Violin Sonata Op. 9 (1946 rev. 1951-2)
Dur. 17' f p.
Antonio Brosa (Vn.)/Kyla Greenbaum (Pno.) - Wigmore Hall, London, 1947 (LCMC Concert)
f conc.p. (rev. version) Leonard Dight (Vn.)/Eiluned Davies (Pno.) - Swansea Music Club, 23 February 1952
f. broad.p. (rev. version) Leonard Dight (Vn.)/Eiluned Davies (Pno.) - BBC Wales, 2 May 1957
The Dictionary-Catalog will therefore be of particular interest to the following:
* Researchers and biographers of individual British composers.
* Discographers studying the recording history of twentieth century British music.
* Performers, e.g. soloists, chamber ensembles, choirs and orchestras for concert/repertoire planning.
* Libraries and academic staff for teaching budgets/acquisition planning.
* Musical historians researching a particular performing artist, ensemble or orchestra.
* Researchers with a specialist interest in twentieth century performing arts, particularly in the influence of music in the world or films, stage performances, and radio and television productions.
Not only are the major composers featured such as Bliss, Britten, Walton, Tippett and Berkeley, but others, less well-known, who have not hitherto been analysed in such detail, e.g. Francis Chagrin, Matyas Seiber, Bernard Stevens, Denis ApIvor and Humphrey Searle.

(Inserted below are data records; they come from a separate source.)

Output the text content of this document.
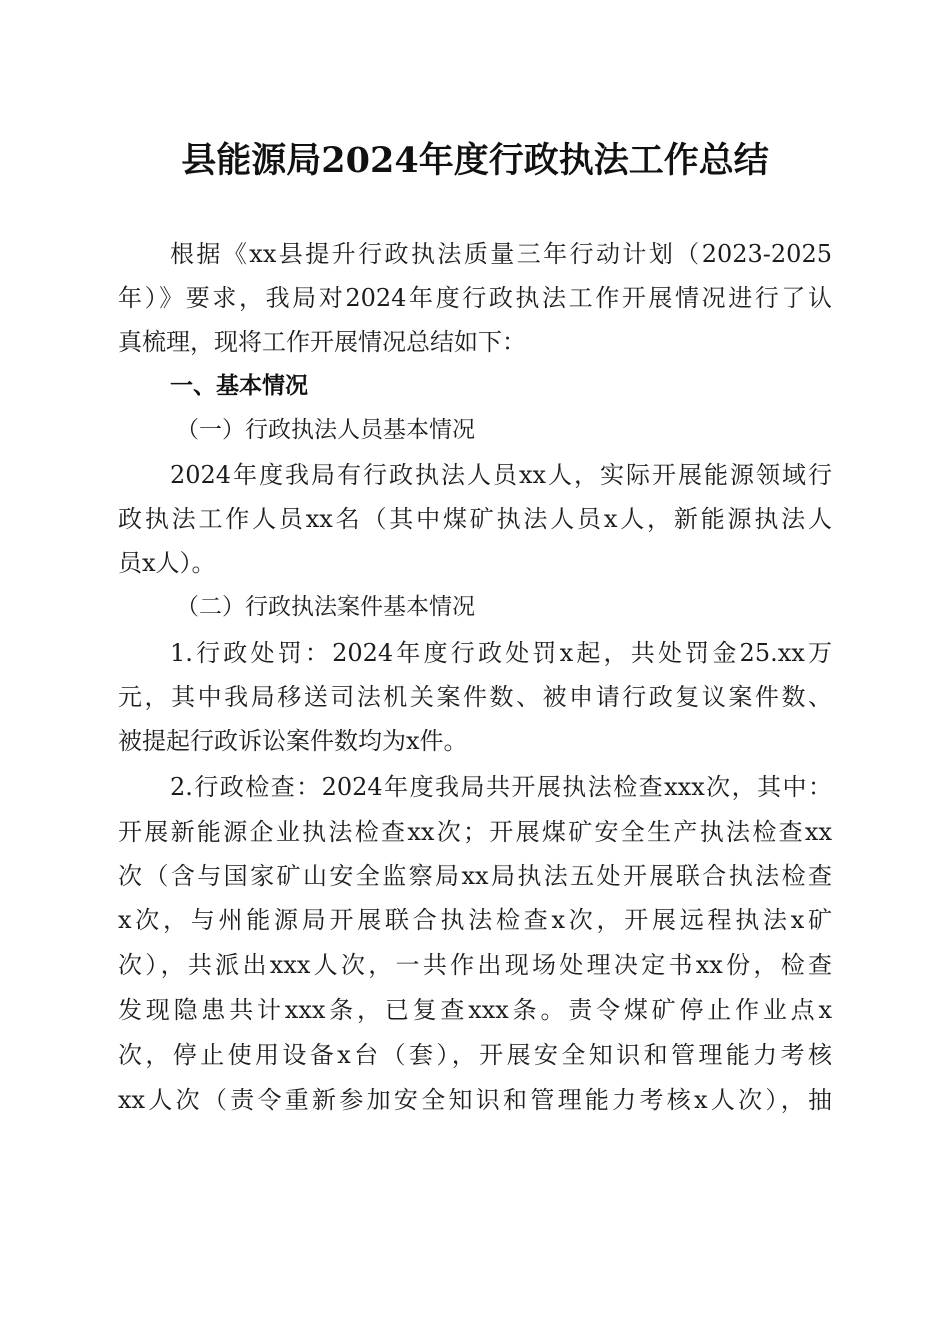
县能源局2024年度行政执法工作总结
根据《xx县提升行政执法质量三年行动计划（2023-2025
年）》要求，我局对2024年度行政执法工作开展情况进行了认
真梳理，现将工作开展情况总结如下：
一、基本情况
（一）行政执法人员基本情况
2024年度我局有行政执法人员xx人，实际开展能源领域行
政执法工作人员xx名（其中煤矿执法人员x人，新能源执法人
员x人）。
（二）行政执法案件基本情况
1.行政处罚：2024年度行政处罚x起，共处罚金25.xx万
元，其中我局移送司法机关案件数、被申请行政复议案件数、
被提起行政诉讼案件数均为x件。
2.行政检查：2024年度我局共开展执法检查xxx次，其中：
开展新能源企业执法检查xx次；开展煤矿安全生产执法检查xx
次（含与国家矿山安全监察局xx局执法五处开展联合执法检查
x次，与州能源局开展联合执法检查x次，开展远程执法x矿
次），共派出xxx人次，一共作出现场处理决定书xx份，检查
发现隐患共计xxx条，已复查xxx条。责令煤矿停止作业点x
次，停止使用设备x台（套），开展安全知识和管理能力考核
xx人次（责令重新参加安全知识和管理能力考核x人次），抽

Access to much of this information has been given with the complete cooperation of many of the composers, their families and publishers, as well as from the archives of the BBC, British Library, British Film Institute and the personal recollections of hundreds of performing artists throughout the world.
The Dictionary-Catalog (in 3 volumes) covers those composers born between the years 1891 and 1923 and this provides a unique historical perspective of musical performances which have taken place during the ninety years from c.1910 to 2000.